Upon the trial of the case the question was raised as to whether the tender claimed by the plaintiffs to have been made was made long after the delivery date expired, or prior thereto. Miller swore that this tender was made before the delivery date. He was unable, however, to swear positively, until his recollection was refreshed by the exhibition of certain invoices of goods received by the plaintiffs from the manufacturer. These invoices the defendant asked liberty to inspect, that he might. cross-examine the witness thereupon. The trial judge refused to allow the defendant’s counsel to inspect the invoices except upon the assurance that he would introduce them in evidence. This ruling, also, was in my judgment erroneous and the defendant had a clear right to inspect any paper which plaintiffs’ witness had used to refresh his recollection, and without introducing that paper in evidence. The plaintiffs answer to the defendant’s claim of error that it appeared upon the trial that the paper was handed by the witness to the defendant’s counsel, and was in his possession and that he had an opportunity to inspect the same. That the defendant’s counsel had the physical possession of the paper is undoubtedly true, for after the ruling of the court he handed back the paper. Under the ruling of the court, however, he did not have an opportunity to inspect the same or to cross-examine thereupon, which ruling constituted error prejudicial to the defendant. No exception was taken to this ruling by the defendant’s counsel; nevertheless, the question was squarely presented. Neither the trial court nor the plaintiffs’ counsel was misled by the failure of the defendant’s counsel to take an exception, and as the evidence went *563to a material fact which the plaintiffs were required to prove, we think, in view of the manner in which the case was tried, that this error should not be disregarded.
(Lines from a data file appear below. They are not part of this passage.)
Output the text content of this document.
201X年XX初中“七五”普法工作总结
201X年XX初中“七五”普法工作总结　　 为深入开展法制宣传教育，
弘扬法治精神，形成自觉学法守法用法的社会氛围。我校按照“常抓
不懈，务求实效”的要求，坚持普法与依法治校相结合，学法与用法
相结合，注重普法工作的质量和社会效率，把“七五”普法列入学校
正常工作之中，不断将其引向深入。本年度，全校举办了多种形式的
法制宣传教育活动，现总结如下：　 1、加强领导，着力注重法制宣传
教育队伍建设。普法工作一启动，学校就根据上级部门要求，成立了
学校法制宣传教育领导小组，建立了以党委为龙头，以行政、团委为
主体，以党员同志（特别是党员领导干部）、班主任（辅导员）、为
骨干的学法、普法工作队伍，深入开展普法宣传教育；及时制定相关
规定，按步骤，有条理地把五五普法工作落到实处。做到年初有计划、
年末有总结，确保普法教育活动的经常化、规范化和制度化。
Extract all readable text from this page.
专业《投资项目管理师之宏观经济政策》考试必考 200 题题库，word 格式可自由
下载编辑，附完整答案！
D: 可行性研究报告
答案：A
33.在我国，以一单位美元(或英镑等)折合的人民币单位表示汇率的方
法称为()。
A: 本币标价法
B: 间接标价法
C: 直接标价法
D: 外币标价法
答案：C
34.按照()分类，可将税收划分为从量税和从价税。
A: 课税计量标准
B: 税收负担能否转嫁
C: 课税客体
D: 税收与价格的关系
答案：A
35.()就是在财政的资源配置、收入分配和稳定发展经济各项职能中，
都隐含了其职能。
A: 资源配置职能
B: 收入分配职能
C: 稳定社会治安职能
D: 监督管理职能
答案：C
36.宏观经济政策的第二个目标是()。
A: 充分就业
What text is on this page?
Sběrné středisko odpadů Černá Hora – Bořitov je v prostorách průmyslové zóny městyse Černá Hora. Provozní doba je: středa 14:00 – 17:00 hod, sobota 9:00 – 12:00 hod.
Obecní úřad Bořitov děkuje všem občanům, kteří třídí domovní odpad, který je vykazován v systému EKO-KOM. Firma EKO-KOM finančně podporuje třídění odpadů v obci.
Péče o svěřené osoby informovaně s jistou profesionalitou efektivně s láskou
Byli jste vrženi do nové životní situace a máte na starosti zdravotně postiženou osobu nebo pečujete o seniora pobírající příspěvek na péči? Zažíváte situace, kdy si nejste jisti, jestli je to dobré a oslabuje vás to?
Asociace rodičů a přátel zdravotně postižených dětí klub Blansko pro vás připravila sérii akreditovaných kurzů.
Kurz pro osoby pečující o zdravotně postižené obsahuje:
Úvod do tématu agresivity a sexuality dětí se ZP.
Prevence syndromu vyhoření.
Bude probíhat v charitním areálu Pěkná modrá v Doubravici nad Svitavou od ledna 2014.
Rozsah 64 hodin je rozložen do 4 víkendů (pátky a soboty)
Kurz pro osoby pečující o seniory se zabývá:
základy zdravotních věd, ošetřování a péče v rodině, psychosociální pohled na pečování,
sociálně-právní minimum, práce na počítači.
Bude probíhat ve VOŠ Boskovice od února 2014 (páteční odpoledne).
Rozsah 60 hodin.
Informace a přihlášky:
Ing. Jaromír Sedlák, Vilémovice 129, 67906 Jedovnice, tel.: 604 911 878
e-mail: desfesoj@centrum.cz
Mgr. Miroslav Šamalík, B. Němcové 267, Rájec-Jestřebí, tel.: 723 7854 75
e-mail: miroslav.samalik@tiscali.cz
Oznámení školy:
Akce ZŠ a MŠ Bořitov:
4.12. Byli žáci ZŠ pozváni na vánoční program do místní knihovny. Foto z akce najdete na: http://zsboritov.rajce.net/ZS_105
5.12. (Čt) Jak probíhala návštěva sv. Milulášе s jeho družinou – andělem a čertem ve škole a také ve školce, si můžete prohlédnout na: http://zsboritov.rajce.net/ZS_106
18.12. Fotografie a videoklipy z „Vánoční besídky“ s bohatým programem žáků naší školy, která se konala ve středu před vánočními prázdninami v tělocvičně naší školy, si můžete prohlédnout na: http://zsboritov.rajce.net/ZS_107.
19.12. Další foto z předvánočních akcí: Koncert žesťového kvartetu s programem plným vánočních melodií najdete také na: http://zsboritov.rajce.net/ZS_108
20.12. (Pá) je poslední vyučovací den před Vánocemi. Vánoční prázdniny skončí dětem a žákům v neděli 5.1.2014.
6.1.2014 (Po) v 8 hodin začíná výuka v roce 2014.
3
Other questions are raised in the appellant’s brief which, in view of the conclusion which we have already reached, it becomes unnecessary to discuss, as they may not be presented upon another trial.
I recommend that the judgment and order be reversed and a new trial granted, with costs to appellant to abide the event.
Clarke, P. J., Laughlin, Dowling and Greenbaum, JJ., concur.
Judgment and order reversed and new trial ordered, with costs to appellant to abide event.